At the center of ASA's query semantics is temporal transformation logic, including windowed aggregates and temporal joins. In order to perform the temporal transformation correctly and efficiently, we sort all incoming events by timestamp order. When Event Hub is used as input, we also need to merge the events from all Event Hub partitions by timestamp order. The merger essentially round robin through the Event Hub partitions reading from the partition with the lowest timestamp seen so far, and performs a merge sort. So far so good.
However, when events do not arrive at all Event Hub partitions for some reason (e.g. low event rate or uneven distribution), the merge sort algorithm has to wait for the event from the empty partition, potentially indefinitely, which halts the whole event processing pipeline. To combat the problem, we do two things.
- For queries that don't use "timestamp by," we confirm with Event Hub partition it's indeed out of events to read (as opposed to network delay). If so, we move the clock from the partition forward without waiting for new events.

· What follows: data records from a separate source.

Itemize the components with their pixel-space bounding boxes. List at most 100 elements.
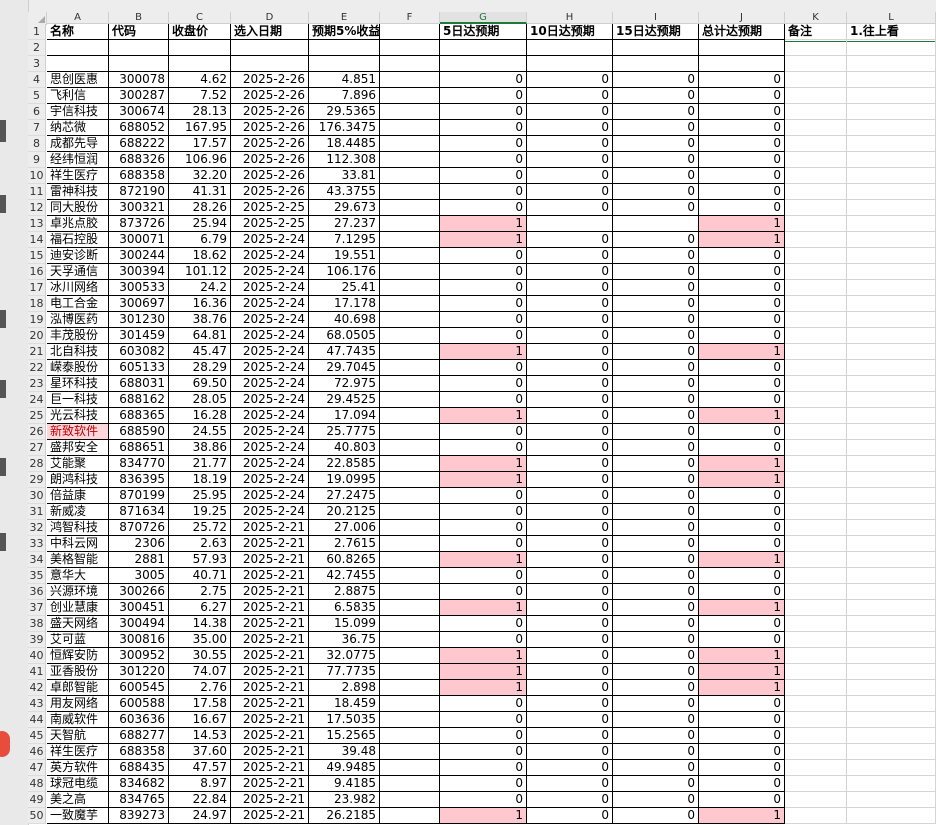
cell-g[interactable]: 0: [440, 168, 527, 184]
cell-g[interactable]: 0: [440, 248, 527, 264]
cell-empty[interactable]: [847, 696, 936, 712]
cell-date[interactable]: 2025-2-24: [231, 408, 309, 424]
cell-date[interactable]: 2025-2-25: [231, 216, 309, 232]
cell-code[interactable]: 688162: [109, 392, 169, 408]
cell-close[interactable]: 37.60: [169, 744, 231, 760]
cell-date[interactable]: 2025-2-24: [231, 248, 309, 264]
cell-j[interactable]: 0: [699, 744, 785, 760]
cell-code[interactable]: 300533: [109, 280, 169, 296]
cell-code[interactable]: 603082: [109, 344, 169, 360]
cell-close[interactable]: 38.76: [169, 312, 231, 328]
cell-g[interactable]: 0: [440, 632, 527, 648]
cell-date[interactable]: 2025-2-25: [231, 200, 309, 216]
cell-g[interactable]: 0: [440, 280, 527, 296]
cell-date[interactable]: 2025-2-24: [231, 392, 309, 408]
cell-empty[interactable]: [785, 600, 847, 616]
cell-g[interactable]: 0: [440, 152, 527, 168]
side-tool-icon[interactable]: [0, 380, 6, 398]
cell-h[interactable]: 0: [527, 728, 613, 744]
cell-name[interactable]: 鸿智科技: [47, 520, 109, 536]
cell-name[interactable]: 意华大: [47, 568, 109, 584]
cell-empty[interactable]: [847, 520, 936, 536]
cell-date[interactable]: 2025-2-24: [231, 280, 309, 296]
cell-close[interactable]: 101.12: [169, 264, 231, 280]
cell-code[interactable]: 688590: [109, 424, 169, 440]
cell-i[interactable]: 0: [613, 792, 699, 808]
column-header-h[interactable]: H: [527, 12, 613, 24]
side-tool-icon[interactable]: [0, 195, 6, 213]
cell-h[interactable]: 0: [527, 488, 613, 504]
row-header[interactable]: 50: [28, 808, 46, 824]
header-cell-b[interactable]: 代码: [109, 24, 169, 40]
cell-g[interactable]: 1: [440, 472, 527, 488]
cell-empty[interactable]: [380, 536, 440, 552]
cell-g[interactable]: 0: [440, 712, 527, 728]
cell-empty[interactable]: [785, 216, 847, 232]
cell-empty[interactable]: [785, 328, 847, 344]
cell-close[interactable]: 16.36: [169, 296, 231, 312]
column-header-i[interactable]: I: [613, 12, 699, 24]
cell-j[interactable]: [699, 56, 785, 72]
cell-g[interactable]: 0: [440, 760, 527, 776]
cell-name[interactable]: 纳芯微: [47, 120, 109, 136]
cell-date[interactable]: [231, 40, 309, 56]
cell-code[interactable]: 688277: [109, 728, 169, 744]
header-cell-h[interactable]: 10日达预期: [527, 24, 613, 40]
cell-code[interactable]: 688651: [109, 440, 169, 456]
cell-empty[interactable]: [847, 680, 936, 696]
cell-empty[interactable]: [380, 776, 440, 792]
cell-i[interactable]: 0: [613, 696, 699, 712]
cell-target[interactable]: 7.896: [309, 88, 380, 104]
cell-empty[interactable]: [785, 792, 847, 808]
cell-h[interactable]: 0: [527, 632, 613, 648]
row-header[interactable]: 16: [28, 264, 46, 280]
cell-g[interactable]: [440, 56, 527, 72]
cell-date[interactable]: 2025-2-26: [231, 152, 309, 168]
cell-name[interactable]: 艾可蓝: [47, 632, 109, 648]
cell-i[interactable]: 0: [613, 728, 699, 744]
cell-h[interactable]: [527, 40, 613, 56]
cell-j[interactable]: 0: [699, 632, 785, 648]
cell-empty[interactable]: [380, 200, 440, 216]
cell-name[interactable]: 倍益康: [47, 488, 109, 504]
cell-name[interactable]: 福石控股: [47, 232, 109, 248]
cell-name[interactable]: 电工合金: [47, 296, 109, 312]
row-header[interactable]: 19: [28, 312, 46, 328]
cell-close[interactable]: 74.07: [169, 664, 231, 680]
cell-code[interactable]: 870726: [109, 520, 169, 536]
column-header-f[interactable]: F: [380, 12, 440, 24]
cell-code[interactable]: [109, 56, 169, 72]
cell-empty[interactable]: [847, 440, 936, 456]
cell-empty[interactable]: [380, 728, 440, 744]
cell-h[interactable]: 0: [527, 648, 613, 664]
cell-empty[interactable]: [380, 104, 440, 120]
cell-empty[interactable]: [785, 568, 847, 584]
cell-empty[interactable]: [380, 488, 440, 504]
cell-target[interactable]: [309, 56, 380, 72]
cell-code[interactable]: 300816: [109, 632, 169, 648]
cell-close[interactable]: 24.97: [169, 808, 231, 824]
cell-empty[interactable]: [380, 360, 440, 376]
cell-empty[interactable]: [380, 808, 440, 824]
cell-code[interactable]: 300321: [109, 200, 169, 216]
cell-h[interactable]: 0: [527, 552, 613, 568]
row-header[interactable]: 38: [28, 616, 46, 632]
cell-j[interactable]: 0: [699, 328, 785, 344]
cell-code[interactable]: 300697: [109, 296, 169, 312]
cell-h[interactable]: 0: [527, 200, 613, 216]
cell-h[interactable]: 0: [527, 520, 613, 536]
cell-g[interactable]: 0: [440, 264, 527, 280]
cell-code[interactable]: 300071: [109, 232, 169, 248]
side-tool-icon[interactable]: [0, 533, 6, 551]
cell-empty[interactable]: [785, 88, 847, 104]
cell-empty[interactable]: [380, 40, 440, 56]
cell-g[interactable]: 0: [440, 184, 527, 200]
cell-target[interactable]: 4.851: [309, 72, 380, 88]
row-header[interactable]: 28: [28, 456, 46, 472]
cell-empty[interactable]: [785, 312, 847, 328]
cell-i[interactable]: 0: [613, 104, 699, 120]
cell-i[interactable]: 0: [613, 664, 699, 680]
header-cell-l[interactable]: 1.往上看: [847, 24, 936, 40]
cell-empty[interactable]: [847, 104, 936, 120]
cell-name[interactable]: 一致魔芋: [47, 808, 109, 824]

- For queries that use "timestamp by," in addition to #1, we use the late arrival tolerance window specified on the query's configuration tab to figure out how to move user's clock forward. For example, if the local clock is at 2pm, and the late arrival tolerance window is 10 seconds, we will move user's clock to 1:59:50pm.
As you can see, both mechanisms can introduce delay in the processing. For #1, it's the time we check with each and every Event Hub partition on their emptiness, and for #2, it's the tolerance window specified by the user.
My experiment shows with a select * query, if I send 1 event per second to Event Hub, the end to end delay is around 6 seconds.
So, how can we reduce the latency?
Remember, at the center of the delay is the merger. While ASA team continues to improve its design to reduce latency, if you can avoid the merger in the query, you have effectively removed that source of delay. To achieve that, you need to make your query a partitioned query, by adding the "partition by" clause. For example, select * from input partition by partitionid.
The partitionid here is the partitionid from Event Hub. This effectively tells ASA to not merge events from Event Hub partitions during processing. Just note, you need to configure your Event Hub output to use partitionid as the partition key as well; otherwise, the merger is applied again. The drawback of doing this is the output events are no longer guaranteed to be sorted by timestamp, because they are processed in parallel without getting merged together.
My experiment shows with this query change, if I send 1 event per second to Event Hub, the end to end delay is reduced to 2 seconds.